If it could adapt, it would very probably be an imposing presence in any woodland or river corridor. Its calls — amplified by a metre-tall resonating crest — would very likely over long distances. Modern predators in the region, including bears and wolves, would almost certainly give a healthy adult a wide berth.
The most striking consequence: it’s reasonable to think the calls alone would reorganise the behaviour of every other animal within earshot. Nothing in modern Alberta is prepared for that sound.
Could You Keep One as a Pet?
Size: School-bus length, up to five-elephant weight.

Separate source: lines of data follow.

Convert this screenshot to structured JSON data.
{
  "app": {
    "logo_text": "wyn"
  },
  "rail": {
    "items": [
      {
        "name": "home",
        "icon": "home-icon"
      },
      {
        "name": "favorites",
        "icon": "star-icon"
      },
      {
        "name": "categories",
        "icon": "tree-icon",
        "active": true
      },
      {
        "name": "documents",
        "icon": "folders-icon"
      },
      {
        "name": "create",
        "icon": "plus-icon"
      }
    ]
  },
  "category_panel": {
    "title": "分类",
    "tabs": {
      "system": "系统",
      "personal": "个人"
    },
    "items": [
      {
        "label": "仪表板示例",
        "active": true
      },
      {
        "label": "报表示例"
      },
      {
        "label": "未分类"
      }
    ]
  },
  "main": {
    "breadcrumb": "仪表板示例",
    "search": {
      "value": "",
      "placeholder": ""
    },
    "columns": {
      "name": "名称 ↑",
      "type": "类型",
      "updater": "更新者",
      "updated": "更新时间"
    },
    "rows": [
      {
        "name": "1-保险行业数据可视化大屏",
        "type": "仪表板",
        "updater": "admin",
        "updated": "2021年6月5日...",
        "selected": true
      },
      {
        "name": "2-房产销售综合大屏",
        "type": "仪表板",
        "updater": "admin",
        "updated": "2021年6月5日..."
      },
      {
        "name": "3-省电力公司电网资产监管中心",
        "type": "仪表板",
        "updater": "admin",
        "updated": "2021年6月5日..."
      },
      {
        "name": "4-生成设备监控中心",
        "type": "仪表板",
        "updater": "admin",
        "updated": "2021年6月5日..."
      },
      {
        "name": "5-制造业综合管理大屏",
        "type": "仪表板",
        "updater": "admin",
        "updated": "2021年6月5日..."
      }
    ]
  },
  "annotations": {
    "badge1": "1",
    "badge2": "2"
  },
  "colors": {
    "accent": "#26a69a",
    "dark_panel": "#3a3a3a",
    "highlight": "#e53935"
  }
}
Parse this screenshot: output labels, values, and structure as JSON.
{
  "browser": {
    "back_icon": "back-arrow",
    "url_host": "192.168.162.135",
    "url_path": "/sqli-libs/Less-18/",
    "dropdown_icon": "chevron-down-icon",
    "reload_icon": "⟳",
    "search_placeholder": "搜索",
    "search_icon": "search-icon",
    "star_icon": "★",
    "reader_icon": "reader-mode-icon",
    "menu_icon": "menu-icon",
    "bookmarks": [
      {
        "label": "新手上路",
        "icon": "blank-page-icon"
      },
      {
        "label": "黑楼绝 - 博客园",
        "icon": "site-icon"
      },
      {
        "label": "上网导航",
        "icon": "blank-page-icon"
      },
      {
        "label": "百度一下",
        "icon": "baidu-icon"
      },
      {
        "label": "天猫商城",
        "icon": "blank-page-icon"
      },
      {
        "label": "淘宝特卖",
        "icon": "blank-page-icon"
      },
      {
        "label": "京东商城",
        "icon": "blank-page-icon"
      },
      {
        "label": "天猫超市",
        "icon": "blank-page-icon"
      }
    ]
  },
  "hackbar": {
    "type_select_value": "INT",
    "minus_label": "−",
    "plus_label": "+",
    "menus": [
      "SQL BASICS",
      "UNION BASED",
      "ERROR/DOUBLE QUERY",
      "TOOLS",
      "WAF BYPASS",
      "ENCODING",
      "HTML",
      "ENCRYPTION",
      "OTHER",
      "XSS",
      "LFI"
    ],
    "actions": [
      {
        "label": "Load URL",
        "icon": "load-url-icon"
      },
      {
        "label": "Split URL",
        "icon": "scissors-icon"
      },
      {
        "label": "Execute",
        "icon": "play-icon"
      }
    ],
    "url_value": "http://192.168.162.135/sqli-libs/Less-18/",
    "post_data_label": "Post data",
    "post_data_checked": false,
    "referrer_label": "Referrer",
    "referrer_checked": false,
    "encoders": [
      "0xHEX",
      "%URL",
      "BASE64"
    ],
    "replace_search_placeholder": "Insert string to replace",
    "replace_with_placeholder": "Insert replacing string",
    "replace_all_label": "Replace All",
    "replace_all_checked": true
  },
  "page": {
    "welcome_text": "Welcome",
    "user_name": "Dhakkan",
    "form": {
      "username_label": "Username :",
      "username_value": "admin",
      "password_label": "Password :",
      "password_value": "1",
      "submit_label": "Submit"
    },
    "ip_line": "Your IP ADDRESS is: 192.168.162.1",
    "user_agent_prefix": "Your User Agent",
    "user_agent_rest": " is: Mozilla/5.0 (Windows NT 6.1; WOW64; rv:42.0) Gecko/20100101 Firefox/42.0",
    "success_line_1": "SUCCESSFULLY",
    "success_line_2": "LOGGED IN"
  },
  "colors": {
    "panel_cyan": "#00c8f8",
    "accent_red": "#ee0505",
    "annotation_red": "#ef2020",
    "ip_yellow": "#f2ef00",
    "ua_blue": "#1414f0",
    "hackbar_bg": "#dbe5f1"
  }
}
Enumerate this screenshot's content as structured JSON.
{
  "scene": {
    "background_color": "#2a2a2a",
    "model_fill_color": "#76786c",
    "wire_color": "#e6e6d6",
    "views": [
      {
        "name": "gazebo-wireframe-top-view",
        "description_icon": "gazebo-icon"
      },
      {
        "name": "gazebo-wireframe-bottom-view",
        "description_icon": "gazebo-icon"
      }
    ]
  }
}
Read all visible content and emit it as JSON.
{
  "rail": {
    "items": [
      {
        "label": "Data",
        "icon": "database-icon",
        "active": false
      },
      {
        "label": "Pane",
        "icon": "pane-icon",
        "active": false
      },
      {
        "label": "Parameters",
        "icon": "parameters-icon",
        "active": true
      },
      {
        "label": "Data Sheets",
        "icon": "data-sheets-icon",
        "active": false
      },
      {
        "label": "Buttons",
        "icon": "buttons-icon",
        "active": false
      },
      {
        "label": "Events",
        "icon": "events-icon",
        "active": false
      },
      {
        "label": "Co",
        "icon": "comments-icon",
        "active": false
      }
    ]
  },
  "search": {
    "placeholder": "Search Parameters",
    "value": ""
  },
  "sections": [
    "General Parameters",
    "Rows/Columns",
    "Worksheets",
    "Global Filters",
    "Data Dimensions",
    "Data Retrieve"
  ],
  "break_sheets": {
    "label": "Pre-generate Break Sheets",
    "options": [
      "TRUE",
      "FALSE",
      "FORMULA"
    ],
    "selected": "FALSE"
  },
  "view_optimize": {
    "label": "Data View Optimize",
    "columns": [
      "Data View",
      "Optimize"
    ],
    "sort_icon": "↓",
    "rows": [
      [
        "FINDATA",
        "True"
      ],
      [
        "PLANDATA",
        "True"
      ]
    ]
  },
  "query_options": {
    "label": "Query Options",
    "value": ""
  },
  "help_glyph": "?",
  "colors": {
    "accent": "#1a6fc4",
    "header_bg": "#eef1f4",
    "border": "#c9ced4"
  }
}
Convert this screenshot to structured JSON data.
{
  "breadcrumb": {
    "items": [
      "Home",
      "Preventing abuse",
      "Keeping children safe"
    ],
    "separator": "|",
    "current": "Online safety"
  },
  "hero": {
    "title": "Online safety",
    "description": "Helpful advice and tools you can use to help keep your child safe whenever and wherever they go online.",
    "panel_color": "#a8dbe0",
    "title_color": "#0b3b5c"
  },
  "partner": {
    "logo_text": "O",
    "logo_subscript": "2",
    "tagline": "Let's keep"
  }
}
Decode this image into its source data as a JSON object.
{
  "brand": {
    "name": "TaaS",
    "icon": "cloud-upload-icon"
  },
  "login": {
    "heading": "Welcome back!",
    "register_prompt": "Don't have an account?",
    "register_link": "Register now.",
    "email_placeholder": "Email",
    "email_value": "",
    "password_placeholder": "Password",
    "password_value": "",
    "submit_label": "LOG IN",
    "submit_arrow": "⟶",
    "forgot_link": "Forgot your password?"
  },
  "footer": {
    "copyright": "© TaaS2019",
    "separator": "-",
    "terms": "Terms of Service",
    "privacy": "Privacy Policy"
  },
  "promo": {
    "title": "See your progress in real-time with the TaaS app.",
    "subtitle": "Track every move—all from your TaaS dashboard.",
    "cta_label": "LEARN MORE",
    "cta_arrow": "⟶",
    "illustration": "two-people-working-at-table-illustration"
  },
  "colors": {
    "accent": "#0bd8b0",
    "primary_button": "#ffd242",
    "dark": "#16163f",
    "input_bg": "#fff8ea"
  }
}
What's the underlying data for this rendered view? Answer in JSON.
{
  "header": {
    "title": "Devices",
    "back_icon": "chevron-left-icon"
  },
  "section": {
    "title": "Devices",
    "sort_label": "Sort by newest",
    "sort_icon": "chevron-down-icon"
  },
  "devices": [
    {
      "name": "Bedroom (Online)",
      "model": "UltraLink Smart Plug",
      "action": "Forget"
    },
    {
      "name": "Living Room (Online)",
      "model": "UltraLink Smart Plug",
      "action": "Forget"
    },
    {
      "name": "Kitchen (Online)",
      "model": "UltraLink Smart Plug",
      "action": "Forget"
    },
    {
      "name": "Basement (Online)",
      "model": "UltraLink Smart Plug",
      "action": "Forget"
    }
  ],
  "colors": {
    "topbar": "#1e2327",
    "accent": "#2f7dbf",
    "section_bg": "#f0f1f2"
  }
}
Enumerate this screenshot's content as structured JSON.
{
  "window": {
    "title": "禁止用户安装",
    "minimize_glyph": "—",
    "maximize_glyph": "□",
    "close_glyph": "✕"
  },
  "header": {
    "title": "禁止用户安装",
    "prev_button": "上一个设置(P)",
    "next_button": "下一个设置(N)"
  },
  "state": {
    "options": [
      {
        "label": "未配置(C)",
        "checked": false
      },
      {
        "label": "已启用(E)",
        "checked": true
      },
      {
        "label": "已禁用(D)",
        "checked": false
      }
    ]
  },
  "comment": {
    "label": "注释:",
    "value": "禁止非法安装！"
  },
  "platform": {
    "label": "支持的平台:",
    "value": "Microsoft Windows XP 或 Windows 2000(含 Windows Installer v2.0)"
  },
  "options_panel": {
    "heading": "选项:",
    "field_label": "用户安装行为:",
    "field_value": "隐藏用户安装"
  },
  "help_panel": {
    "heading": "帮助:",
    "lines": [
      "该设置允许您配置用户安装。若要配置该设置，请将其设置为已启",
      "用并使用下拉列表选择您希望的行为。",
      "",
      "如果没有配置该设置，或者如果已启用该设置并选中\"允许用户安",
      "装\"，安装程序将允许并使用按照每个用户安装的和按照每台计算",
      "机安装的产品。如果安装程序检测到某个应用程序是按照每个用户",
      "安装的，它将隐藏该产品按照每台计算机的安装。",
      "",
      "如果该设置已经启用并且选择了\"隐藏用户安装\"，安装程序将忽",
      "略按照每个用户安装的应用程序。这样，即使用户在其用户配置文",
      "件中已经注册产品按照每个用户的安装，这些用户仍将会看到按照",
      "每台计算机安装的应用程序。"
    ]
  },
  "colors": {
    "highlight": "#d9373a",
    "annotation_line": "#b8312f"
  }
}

Standard domestic infrastructure does not apply.
Diet: Large volumes of tough plant material. One specimen’s last meal included conifer needles, seeds, and twigs — not items available in meaningful quantity from a corner shop.
Temperament: Herd animal. Keeping one alone would very likely be stressful for it, and a stressed five-ton animal is not a manageable problem.
The specific problem: The crest. It produces resonant, low-frequency calls that carry over significant distances. Your neighbours would hear it. So would everyone else within a meaningful radius.
Modern equivalent: A very large, very loud, socially needy cassowary — scaled up by a factor of roughly forty.
Verdict: 🔴 Absolutely not — the noise ordinance violation alone would end this before the feeding bills did.
Want the full science? ExtinctAtlas has everything researchers know about Corythosaurus — crest acoustics, sexual dimorphism, skin evidence, and the full fossil record →
Final Thought
Two of the finest Corythosaurus specimens ever found are somewhere at the bottom of the North Atlantic, still in the crates they were packed into in Alberta in 1916. A world war took them before science could study them properly. What they might have told us about hadrosaur skin, anatomy, or crest structure, we will likely never know. What we do have — more than twenty skulls, several nearly complete skeletons, preserved skin, and a last meal — is already extraordinary. The ones we lost make the ones we kept feel all the more remarkable.